Essa conversa aconteceu há muito tempo. Eu costumava visitar o Loureiro, o sapateiro amante dos livros de filosofia e dos vinhos tintos, em sua oficina, localizada na pequena e charmosa cidade que ficava no sopé da montanha que abriga o mosteiro, todas as vezes que eu passava para mais um período de estudos. Como o trem me deixava na estação ainda de madrugada, eu seguia a pé pelas ruas estreitas e sinuosas até a oficina, que era lendária, não apenas pela habilidade e beleza com que Loureiro confeccionava artesanalmente sapatos e bolsas de couro, mas também pelo horário inusitado do seu funcionamento. Abria as portas no alto da madrugada e a fechava ao meio-dia, quando o sapateiro se retirava para almoçar, sempre acompanhado com uma taça de um bom tinto, para depois se entreter com os livros que tanto amava. Como de hábito, naquele dia, eu andava pelas ruas seculares calçadas por pedras irregulares, tendo a sensação que o barulho dos meus passos acordaria toda a cidade diante do quase absoluto silêncio que dominava a noite. Era sempre motivo de alegria quando, ao virar a esquina, eu me deparava com a clássica bicicleta do habilidoso artesão encostada no poste em frente à oficina. Fui recebido pelo meu amigo com um sincero sorriso e um forte abraço. Sem demora, estávamos sentados ao lado do pesado balcão de madeira, com duas canecas fumegantes de café que ele acabara de passar. Tirei da mochila e entreguei uma boina que levara de presente para ele. Ele agradeceu, elogiou e, de modo gaiato, se mirou no espelho com ela. Rimos. Comentei que as boinas voltaram à moda por causa de um filme recente de muito sucesso, cujo protagonista usava um modelo parecido. Loureiro sorriu e disse: “Eu a usarei mesmo após o filme cair no esquecimento e a moda mudar. Gosto do estilo e me sinto bem com ela”.

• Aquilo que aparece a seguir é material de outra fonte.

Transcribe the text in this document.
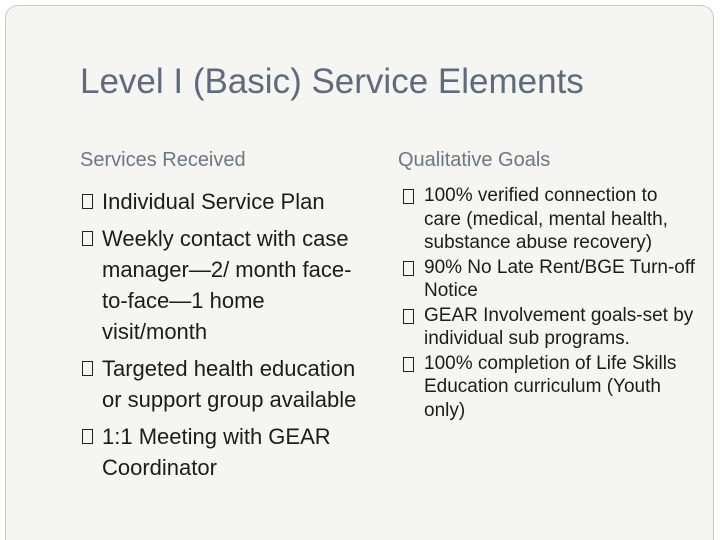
Level I (Basic) Service Elements
Services Received	Qualitative Goals
Individual Service Plan
Weekly contact with case manager—2/ month face-to-face—1 home visit/month
Targeted health education or support group available
1:1 Meeting with GEAR Coordinator
100% verified connection to care (medical, mental health, substance abuse recovery)
90% No Late Rent/BGE Turn-off Notice
GEAR Involvement goals-set by individual sub programs.
100% completion of Life Skills Education curriculum (Youth only)
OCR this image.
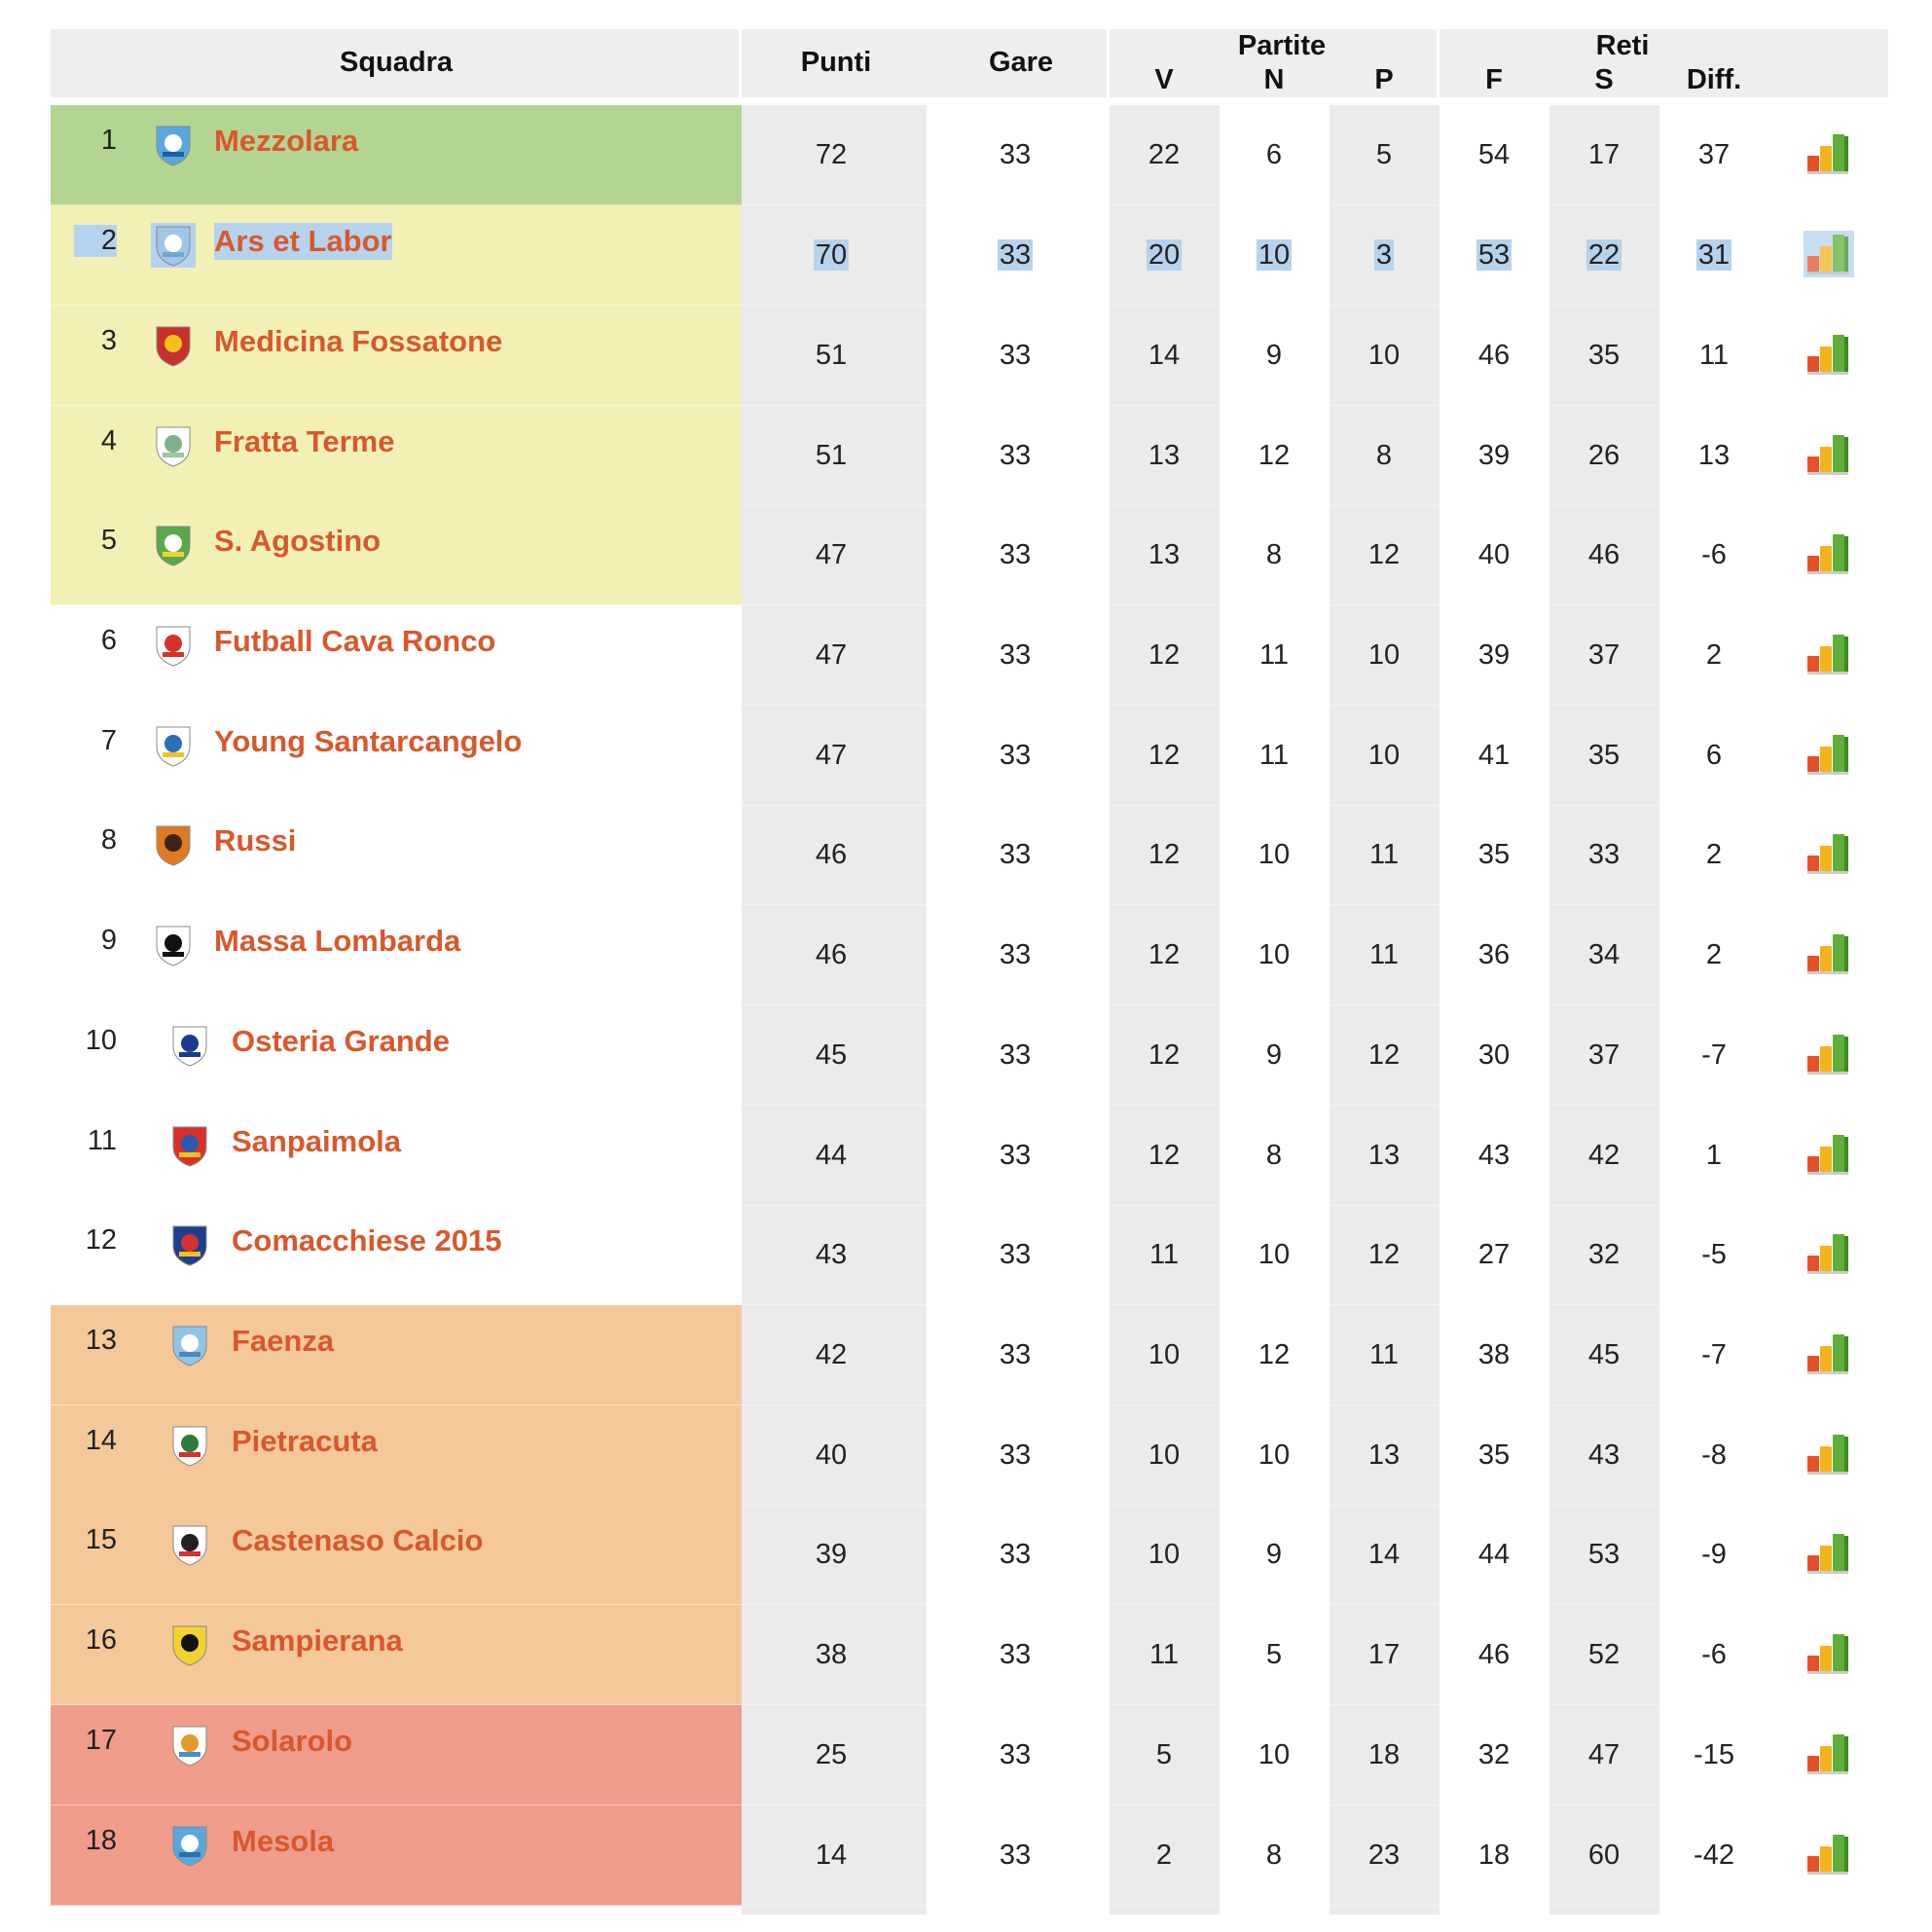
Squadra	Punti	Gare
Partite
V	N	P
Reti
F	S	Diff.
1	Mezzolara	72	33	22	6	5	54	17	37
2	Ars et Labor	70	33	20	10	3	53	22	31
3	Medicina Fossatone	51	33	14	9	10	46	35	11
4	Fratta Terme	51	33	13	12	8	39	26	13
5	S. Agostino	47	33	13	8	12	40	46	-6
6	Futball Cava Ronco	47	33	12	11	10	39	37	2
7	Young Santarcangelo	47	33	12	11	10	41	35	6
8	Russi	46	33	12	10	11	35	33	2
9	Massa Lombarda	46	33	12	10	11	36	34	2
10	Osteria Grande	45	33	12	9	12	30	37	-7
11	Sanpaimola	44	33	12	8	13	43	42	1
12	Comacchiese 2015	43	33	11	10	12	27	32	-5
13	Faenza	42	33	10	12	11	38	45	-7
14	Pietracuta	40	33	10	10	13	35	43	-8
15	Castenaso Calcio	39	33	10	9	14	44	53	-9
16	Sampierana	38	33	11	5	17	46	52	-6
17	Solarolo	25	33	5	10	18	32	47	-15
18	Mesola	14	33	2	8	23	18	60	-42
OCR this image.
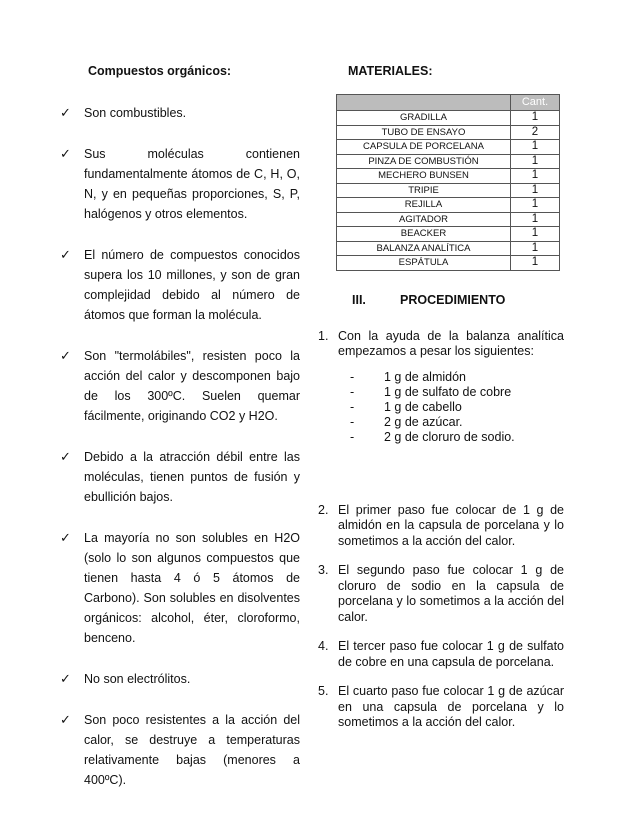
Compuestos orgánicos:
✓	Son combustibles.
✓	Sus moléculas contienen fundamentalmente átomos de C, H, O, N, y en pequeñas proporciones, S, P, halógenos y otros elementos.
✓	El número de compuestos conocidos supera los 10 millones, y son de gran complejidad debido al número de átomos que forman la molécula.
✓	Son "termolábiles", resisten poco la acción del calor y descomponen bajo de los 300ºC. Suelen quemar fácilmente, originando CO2 y H2O.
✓	Debido a la atracción débil entre las moléculas, tienen puntos de fusión y ebullición bajos.
✓	La mayoría no son solubles en H2O (solo lo son algunos compuestos que tienen hasta 4 ó 5 átomos de Carbono). Son solubles en disolventes orgánicos: alcohol, éter, cloroformo, benceno.
✓	No son electrólitos.
✓	Son poco resistentes a la acción del calor, se destruye a temperaturas relativamente bajas (menores a 400ºC).
MATERIALES:
	Cant.
GRADILLA	1
TUBO DE ENSAYO	2
CAPSULA DE PORCELANA	1
PINZA DE COMBUSTIÓN	1
MECHERO BUNSEN	1
TRIPIE	1
REJILLA	1
AGITADOR	1
BEACKER	1
BALANZA ANALÍTICA	1
ESPÁTULA	1
III.	PROCEDIMIENTO
1. Con la ayuda de la balanza analítica empezamos a pesar los siguientes:
-	1 g de almidón
-	1 g de sulfato de cobre
-	1 g de cabello
-	2 g de azúcar.
-	2 g de cloruro de sodio.
2. El primer paso fue colocar de 1 g de almidón en la capsula de porcelana y lo sometimos a la acción del calor.
3. El segundo paso fue colocar 1 g de cloruro de sodio en la capsula de porcelana y lo sometimos a la acción del calor.
4. El tercer paso fue colocar 1 g de sulfato de cobre en una capsula de porcelana.
5. El cuarto paso fue colocar 1 g de azúcar en una capsula de porcelana y lo sometimos a la acción del calor.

Comentei que eu o conhecia havia muito tempo e ele sempre se vestira do mesmo jeito. Uma calça de fina alfaiataria, em geral, preta ou cáqui, com uma camisa branca ou azul claro, por dentro das calças e as mangas dobradas acima da altura do cotovelo para não atrapalharem o seu serviço na oficina. Como era alto e esguio, com uma cabeleira branca que a idade não consumiu, se mantinha elegante mesmo com o passar das décadas. Já se locomovia de bicicleta desde a época que a sua geração desejava carros velozes. Nunca aderira a qualquer modismo que, por sua própria estrutura, é momentâneo e passageiro. Ele ponderou: “O que nunca sai de moda é ser uma pessoa sensível, de atitudes firmes quanto aos seus princípios e ética, porém, delicada, gentil e bem-humorada no trato com toda gente”. Bebeu um gole de café e iniciou um breve ensaio filosófico: “A questão da moda é muito parecida com os problemas da opinião”.
Eu quis saber o que uma coisa tinha a ver com a outra. Ele explicou: “A moda no vestir é uma derivação da formação de opinião sobre um determinado assunto”. Falei que tinha entendido menos ainda. Ele riu e ponderou: “Usamos uma determinada roupa por vários motivos. Para nos embelezar, como a boina que você me deu”. Rimos de novo e ele prosseguiu: “Por ser útil, como no caso dos casacos nos dias frios; por ser prática, como bermudas em um passeio à beira-mar em manhãs de sol, certo?”. Lembrei que havia outros motivos, como de indivíduos que usavam certas roupas para serem aceitos em grupos sociais específicos ou para construírem uma identidade”. Loureiro arqueou as sobrancelhas e exclamou: “Este é ponto!”.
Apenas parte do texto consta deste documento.